Note that a hybrid gasoline-electric version of the Explorer is also available. It starts at around $50,000 and is only available in the Limited trim level. This model will be reviewed separately.
If you are looking for a more accurate idea of pricing, you can build and price an Explorer on Ford’s official web site.
One of the most appealing aspects of the 2021 Ford Explorer is its generous cargo space. Many people who purchase midsize crossovers use them for family duty. Its roomy cargo area ensures that the Explorer is able to easily accommodate luggage and various carry-on items on family road trips.
Another strength lies with this model’s engine selection. Both its powerplants are strong and capable. The base engine is great, but the optional turbocharged V6 delivers added excitement that will be appreciated by those who value an engaging driving experience.

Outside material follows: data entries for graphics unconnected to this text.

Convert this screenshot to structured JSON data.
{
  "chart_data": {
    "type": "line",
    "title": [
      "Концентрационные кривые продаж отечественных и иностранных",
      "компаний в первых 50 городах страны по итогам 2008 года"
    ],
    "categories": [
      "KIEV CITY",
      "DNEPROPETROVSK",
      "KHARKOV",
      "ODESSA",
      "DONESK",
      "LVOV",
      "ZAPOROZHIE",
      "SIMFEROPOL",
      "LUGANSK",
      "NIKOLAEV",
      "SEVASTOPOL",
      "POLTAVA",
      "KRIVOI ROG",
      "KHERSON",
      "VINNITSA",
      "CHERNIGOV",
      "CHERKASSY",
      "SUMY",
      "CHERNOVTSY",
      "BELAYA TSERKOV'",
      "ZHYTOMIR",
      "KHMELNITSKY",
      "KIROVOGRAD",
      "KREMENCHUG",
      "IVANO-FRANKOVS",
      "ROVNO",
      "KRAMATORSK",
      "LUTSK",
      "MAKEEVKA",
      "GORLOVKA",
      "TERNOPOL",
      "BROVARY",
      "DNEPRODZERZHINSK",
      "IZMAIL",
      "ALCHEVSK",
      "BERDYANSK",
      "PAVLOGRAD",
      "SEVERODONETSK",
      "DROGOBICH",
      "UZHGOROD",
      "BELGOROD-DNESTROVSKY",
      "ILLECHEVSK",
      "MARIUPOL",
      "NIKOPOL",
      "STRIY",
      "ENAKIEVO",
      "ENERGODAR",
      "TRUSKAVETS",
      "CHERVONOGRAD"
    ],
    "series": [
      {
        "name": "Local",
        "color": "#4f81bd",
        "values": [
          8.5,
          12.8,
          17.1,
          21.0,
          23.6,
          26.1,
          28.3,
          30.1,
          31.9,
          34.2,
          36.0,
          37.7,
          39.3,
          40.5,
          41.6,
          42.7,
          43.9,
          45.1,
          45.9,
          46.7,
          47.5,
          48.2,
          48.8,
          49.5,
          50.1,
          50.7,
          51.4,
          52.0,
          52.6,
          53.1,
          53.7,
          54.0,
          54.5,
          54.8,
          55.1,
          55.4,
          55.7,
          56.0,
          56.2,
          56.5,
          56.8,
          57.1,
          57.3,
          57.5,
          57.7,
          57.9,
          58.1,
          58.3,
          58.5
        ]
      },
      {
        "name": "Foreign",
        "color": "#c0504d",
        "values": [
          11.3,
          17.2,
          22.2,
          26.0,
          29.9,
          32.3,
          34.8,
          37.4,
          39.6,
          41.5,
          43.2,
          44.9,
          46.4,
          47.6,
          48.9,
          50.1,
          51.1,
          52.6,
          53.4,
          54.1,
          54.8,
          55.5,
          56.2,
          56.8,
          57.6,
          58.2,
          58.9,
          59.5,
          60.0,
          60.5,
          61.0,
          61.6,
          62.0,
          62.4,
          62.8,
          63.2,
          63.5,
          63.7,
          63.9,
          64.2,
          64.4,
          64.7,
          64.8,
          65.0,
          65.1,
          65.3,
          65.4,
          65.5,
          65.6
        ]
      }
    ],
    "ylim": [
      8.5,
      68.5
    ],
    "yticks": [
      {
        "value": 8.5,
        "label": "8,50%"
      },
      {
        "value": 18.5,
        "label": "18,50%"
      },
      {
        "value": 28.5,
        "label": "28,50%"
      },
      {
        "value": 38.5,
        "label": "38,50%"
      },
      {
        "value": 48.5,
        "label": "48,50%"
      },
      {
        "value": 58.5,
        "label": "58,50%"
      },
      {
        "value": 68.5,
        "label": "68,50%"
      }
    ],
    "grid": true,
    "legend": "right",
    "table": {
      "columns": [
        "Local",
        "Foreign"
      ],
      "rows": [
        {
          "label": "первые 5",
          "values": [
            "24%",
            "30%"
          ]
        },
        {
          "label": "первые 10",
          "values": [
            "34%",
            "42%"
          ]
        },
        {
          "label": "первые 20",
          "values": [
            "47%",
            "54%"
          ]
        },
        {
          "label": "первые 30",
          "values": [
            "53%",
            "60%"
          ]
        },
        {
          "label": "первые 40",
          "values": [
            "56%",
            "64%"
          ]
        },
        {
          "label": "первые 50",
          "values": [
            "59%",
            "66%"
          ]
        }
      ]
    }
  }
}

It comes in trims that range from basic to plush; you can keep your Explorer simple and relatively affordable, or you can dress it up for luxury with all the bells and whistles. If you want an Explorer that delivers maximum driving thrills, we’d recommend the ST. This trim comes with the optional V6 and standard AWD. The extra power helps add fun and excitement to your time behind the wheel, while the AWD adds stability, capability, and enhanced cornering ability. The ST is equipped with a sport-tuned suspension, making this Explorer the most athletic choice of all the trims. Additionally, the Explorer ST comes with paddle shifters and sport front seats.
The base-model Explorer comes with an impressive range of safety features. All models are equipped with frontal collision mitigation. This system will automatically hit the brakes if its sensors detect that a collision is imminent. Additionally, base models come with blind spot warning, rear cross-traffic alert and lane-keeping assist. Parking sensors are optional, as well as a surround-view camera system.
In IIHS crash tests, the Explorer was named a Top Safety Pick+. The 2021 Explorer got a perfect five out five stars for overall crash protection in NHTSA tests.
With its potent engines and cavernous cargo capacity, the 2021 Explorer has what it takes to serve as a capable family hauler. Its three rows of seating make it a comfortable fit for families of all sizes. It’s also a good choice for anyone who wants a vehicle that can tow sizable loads.
Active couples and empty nesters will also appreciate the Explorer for its carrying capacity and available AWD, as there’s room for bicycles, sporting equipment, and other gear inside, on top of, and towed behind, the Explorer.
Positioned between the Edge and Expedition in Ford’s SUV lineup, the Explorer stands out thanks to its muscular powerplants and expansive cargo capacity. This model’s trim selection is diverse enough meet the needs of a fairly broad range of buyers. It offers crossover drivers who want reasonably sporty performance an excellent option in the ST trim. And for heightened luxury, the Limited and Platinum trims have what it takes to coddle and pamper. Overall, the Explorer is a well-rounded crossover that’s big enough and brawny enough to satisfy buyers in this class.